As we started thinking about a vehicle we could live in with the cats we began to look more and more at a Class A in the 30 foot range. From our research we made the decision to look at two manufacturers, Tiffin and Newmar because they seem to consistently offer great quality. We found the Newmar display first and went from coach to coach making comparisons. Specifically, we were there to see the “BayStar” line, but, that didn’t stop us from going through some of the much more expensive models as well. With the slides out the interior of the BayStars are very roomy. There are lots of seating options, lots of storage space as well as lots of places for the cats to perch and look out a window. We were very impressed though we began to notice in all the Newmars that the depth of the kitchen cabinets made it hard to use the counter surface. I felt like I would hit my head while trying to cut up vegetables or use the sink. After a fast couple hours touring their motorhomes we made our way to Tiffin’s display at the very back of the show. We wanted to look at a model called the Allegro. Again, a very spacious interior with the slides out, more carved moldings, a much more useable kitchen counter and something different. Every Tiffin has a small window at floor level on the passenger side for a dog (or cat) to see out. After touring a few versions of the Allegro we made our way to the last manufacturer we came to see.
Leisure Travel Vans are built in Canada. They are 25 foot class C’s built on a Mercedes Sprinter chassis. Because they take so long to build dealerships rarely have them on their lot unless someone has not yet picked up the coach they ordered. This was our best chance to see all the models they make. We spent a long time going through each one, comparing floor plans and features. The interesting thing about them is how multifunctional the interior is. Two of the models feature a larger than queen size Murphy bed which folds down over a seating area that converts from a couch to a dinette when the bed is up. One model features a second couch in the rear with an ottoman that rolls out from underneath. No space is wasted and the quality of the fit and finish is outstanding.
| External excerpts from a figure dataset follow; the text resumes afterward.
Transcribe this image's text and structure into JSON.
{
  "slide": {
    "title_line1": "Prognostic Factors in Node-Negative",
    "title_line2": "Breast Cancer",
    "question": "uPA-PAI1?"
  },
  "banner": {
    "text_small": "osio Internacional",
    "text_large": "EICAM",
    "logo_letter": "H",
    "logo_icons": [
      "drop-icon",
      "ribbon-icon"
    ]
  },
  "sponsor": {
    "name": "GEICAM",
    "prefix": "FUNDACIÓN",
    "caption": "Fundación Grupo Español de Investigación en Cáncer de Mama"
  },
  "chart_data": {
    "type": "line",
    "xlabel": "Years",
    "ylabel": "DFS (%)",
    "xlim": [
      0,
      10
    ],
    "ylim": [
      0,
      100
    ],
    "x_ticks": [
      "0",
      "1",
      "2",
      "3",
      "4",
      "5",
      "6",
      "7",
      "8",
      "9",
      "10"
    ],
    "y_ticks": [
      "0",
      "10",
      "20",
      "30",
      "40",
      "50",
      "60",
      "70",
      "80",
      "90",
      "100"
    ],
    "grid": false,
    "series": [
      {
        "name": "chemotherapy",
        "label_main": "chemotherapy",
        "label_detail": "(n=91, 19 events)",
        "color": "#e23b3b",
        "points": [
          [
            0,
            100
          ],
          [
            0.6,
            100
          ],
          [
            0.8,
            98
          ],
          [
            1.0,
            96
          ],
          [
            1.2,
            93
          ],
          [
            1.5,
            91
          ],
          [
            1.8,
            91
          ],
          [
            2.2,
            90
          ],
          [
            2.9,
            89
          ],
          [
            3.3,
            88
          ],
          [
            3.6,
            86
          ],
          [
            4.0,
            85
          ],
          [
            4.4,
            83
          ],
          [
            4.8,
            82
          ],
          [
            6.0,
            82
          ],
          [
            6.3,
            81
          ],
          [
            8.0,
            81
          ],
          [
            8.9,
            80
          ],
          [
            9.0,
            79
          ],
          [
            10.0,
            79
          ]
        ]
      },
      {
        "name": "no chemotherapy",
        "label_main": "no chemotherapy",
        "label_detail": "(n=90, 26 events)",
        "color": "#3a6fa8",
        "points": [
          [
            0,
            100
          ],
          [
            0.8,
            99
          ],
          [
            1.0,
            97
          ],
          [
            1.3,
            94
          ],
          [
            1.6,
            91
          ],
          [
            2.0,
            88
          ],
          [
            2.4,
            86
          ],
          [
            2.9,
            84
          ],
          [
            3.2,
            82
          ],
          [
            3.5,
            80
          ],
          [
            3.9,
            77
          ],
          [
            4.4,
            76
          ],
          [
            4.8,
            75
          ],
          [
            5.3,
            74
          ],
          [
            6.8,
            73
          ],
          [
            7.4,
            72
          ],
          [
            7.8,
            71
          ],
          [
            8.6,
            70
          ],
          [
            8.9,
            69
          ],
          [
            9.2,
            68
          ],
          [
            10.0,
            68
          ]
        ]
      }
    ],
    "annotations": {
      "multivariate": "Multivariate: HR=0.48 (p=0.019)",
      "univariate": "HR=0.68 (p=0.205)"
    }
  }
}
By the end of day two we felt like we had seen everything we came to see and a lot we really didn’t expect. We learned a lot about the different manufacturers and the varying quality of the rv’s. We had also seen performing pirates, a cowboy in a wagon pulled by a mechanical armadillo, a pipe and drum marching band, a man on stilts and even more entertaining we had several experiences with rv salesmen. Dealing with them has been a learning experience and is worthy of its own future post.